Pupils will receive detailed feedback based on their performance in the examination and subsequent lessons will focus on areas that need to be improved.
Year 13 modules
In Year 13 students will start studying the texts for the main comparative coursework essay, to accompany the close drama analysis in the coursework folder. These comprise a poetry text and a novel, and they vary depending on which teacher is taking the course, but past pairings have included ‘Ariel’ by Sylvia Plath with ‘On Chesil Beach’ by Iain McEwan, and ‘Feminine Gospels’ by Carol-Ann Duffy with ‘The Passion of New Eve’ by Angela Carter. The essay is 2000 words in length. Past comparative thematic titles include the following:
- Compare the extent to which gender ID is presented as trapping characters
- Compare the presentation of place/setting as symbolic of texts' themes
- Compare the extent to which the division between the public and private self is presented as central to relationships
- Compare the presentation of Desire in the two texts: to what extent does it lead to either affirmation or annihilation of individual identity?
This task aims to encourage students in further developing research skills acquired at in year 12 and to synthesise knowledge and understanding acquired through their studies in an extended individual comparison of literary texts.

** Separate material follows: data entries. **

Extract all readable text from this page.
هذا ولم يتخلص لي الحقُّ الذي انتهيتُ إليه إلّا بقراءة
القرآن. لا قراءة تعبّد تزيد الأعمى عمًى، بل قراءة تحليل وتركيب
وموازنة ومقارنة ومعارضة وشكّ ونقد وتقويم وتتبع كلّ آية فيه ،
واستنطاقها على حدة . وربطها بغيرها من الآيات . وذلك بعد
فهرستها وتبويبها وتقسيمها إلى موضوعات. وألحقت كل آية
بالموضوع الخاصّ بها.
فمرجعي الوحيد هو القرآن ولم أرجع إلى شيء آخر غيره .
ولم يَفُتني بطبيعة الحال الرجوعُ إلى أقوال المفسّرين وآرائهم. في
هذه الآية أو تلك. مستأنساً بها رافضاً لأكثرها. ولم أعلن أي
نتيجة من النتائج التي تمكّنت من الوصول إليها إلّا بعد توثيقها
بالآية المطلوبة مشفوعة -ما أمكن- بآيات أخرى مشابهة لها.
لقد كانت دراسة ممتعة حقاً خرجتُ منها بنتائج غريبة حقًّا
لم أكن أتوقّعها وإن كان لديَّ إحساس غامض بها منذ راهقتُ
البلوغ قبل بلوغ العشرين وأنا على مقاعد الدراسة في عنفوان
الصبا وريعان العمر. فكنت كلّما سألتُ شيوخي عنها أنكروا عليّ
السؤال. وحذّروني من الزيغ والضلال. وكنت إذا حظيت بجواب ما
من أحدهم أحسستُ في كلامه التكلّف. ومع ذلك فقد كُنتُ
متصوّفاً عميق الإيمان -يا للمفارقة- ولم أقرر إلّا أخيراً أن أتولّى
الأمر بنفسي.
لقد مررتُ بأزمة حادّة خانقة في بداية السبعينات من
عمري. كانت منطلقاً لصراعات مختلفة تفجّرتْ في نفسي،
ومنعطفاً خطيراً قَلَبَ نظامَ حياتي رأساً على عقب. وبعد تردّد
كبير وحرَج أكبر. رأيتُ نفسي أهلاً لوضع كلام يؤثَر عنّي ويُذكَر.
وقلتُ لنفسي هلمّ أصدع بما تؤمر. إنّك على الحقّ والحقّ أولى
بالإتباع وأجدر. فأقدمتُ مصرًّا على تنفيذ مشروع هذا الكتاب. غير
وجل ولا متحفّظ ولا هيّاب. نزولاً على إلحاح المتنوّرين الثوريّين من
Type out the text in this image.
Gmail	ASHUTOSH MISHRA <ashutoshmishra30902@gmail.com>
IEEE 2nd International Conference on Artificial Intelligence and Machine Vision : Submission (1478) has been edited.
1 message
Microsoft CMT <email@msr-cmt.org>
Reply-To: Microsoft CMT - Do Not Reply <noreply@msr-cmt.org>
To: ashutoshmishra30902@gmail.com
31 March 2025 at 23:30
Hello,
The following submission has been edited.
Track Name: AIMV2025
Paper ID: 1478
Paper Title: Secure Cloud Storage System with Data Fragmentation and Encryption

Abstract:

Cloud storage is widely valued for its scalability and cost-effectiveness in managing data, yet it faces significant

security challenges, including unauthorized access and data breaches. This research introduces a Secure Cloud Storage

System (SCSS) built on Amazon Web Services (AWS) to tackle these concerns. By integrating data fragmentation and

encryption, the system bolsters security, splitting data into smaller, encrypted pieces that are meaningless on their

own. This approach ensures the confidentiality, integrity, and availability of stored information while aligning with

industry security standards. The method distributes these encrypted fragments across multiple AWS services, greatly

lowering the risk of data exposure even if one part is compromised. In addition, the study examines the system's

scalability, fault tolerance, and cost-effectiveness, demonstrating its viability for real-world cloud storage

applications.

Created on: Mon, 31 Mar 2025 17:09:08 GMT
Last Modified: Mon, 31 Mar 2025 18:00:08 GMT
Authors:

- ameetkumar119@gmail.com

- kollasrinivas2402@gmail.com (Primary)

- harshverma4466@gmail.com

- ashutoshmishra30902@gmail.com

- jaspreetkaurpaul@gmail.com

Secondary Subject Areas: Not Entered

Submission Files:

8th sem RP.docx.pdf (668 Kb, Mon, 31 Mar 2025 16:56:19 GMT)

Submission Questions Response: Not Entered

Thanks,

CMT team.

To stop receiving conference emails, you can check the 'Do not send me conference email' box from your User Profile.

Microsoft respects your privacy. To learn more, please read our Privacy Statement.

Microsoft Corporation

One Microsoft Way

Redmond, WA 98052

They will be required to show knowledge and understanding of the functions and effects of structure, form and language in texts; some of the ways in which individual texts are interpreted by different readers; some of the ways in which texts relate to one another, and the significance of cultural and contextual influences upon readers and writers.
Once the coursework folder is complete at the end of the autumn term, with one teacher lessons will be spent revising ‘Hamlet’ and the American comparison texts, while the other will teach skills of analysis for the American extracts, the ‘close reading in chosen topic area’ section of component 2, before revising connections between Ibsen and Rossetti. For Year 13, there are mock exams in early March.
How will students be taught?
A variety of teaching methods will be employed to develop their thinking, writing and analytical skills, as well as their confidence in presenting their own opinions. They will encouraged to lead as well as participate in seminar style lessons, undertake individual projects and work in small groups. Under staff guidance they will be encouraged to develop their own independent learning and research.
What can students do with this subject?
English Literature is widely recognised as an academic subject and complements many other areas of study at A Level. Analytical writing and research skills acquired through this course are acknowledged and valued by employers while continuation to A2 ensures that they are well prepared to study at degree level.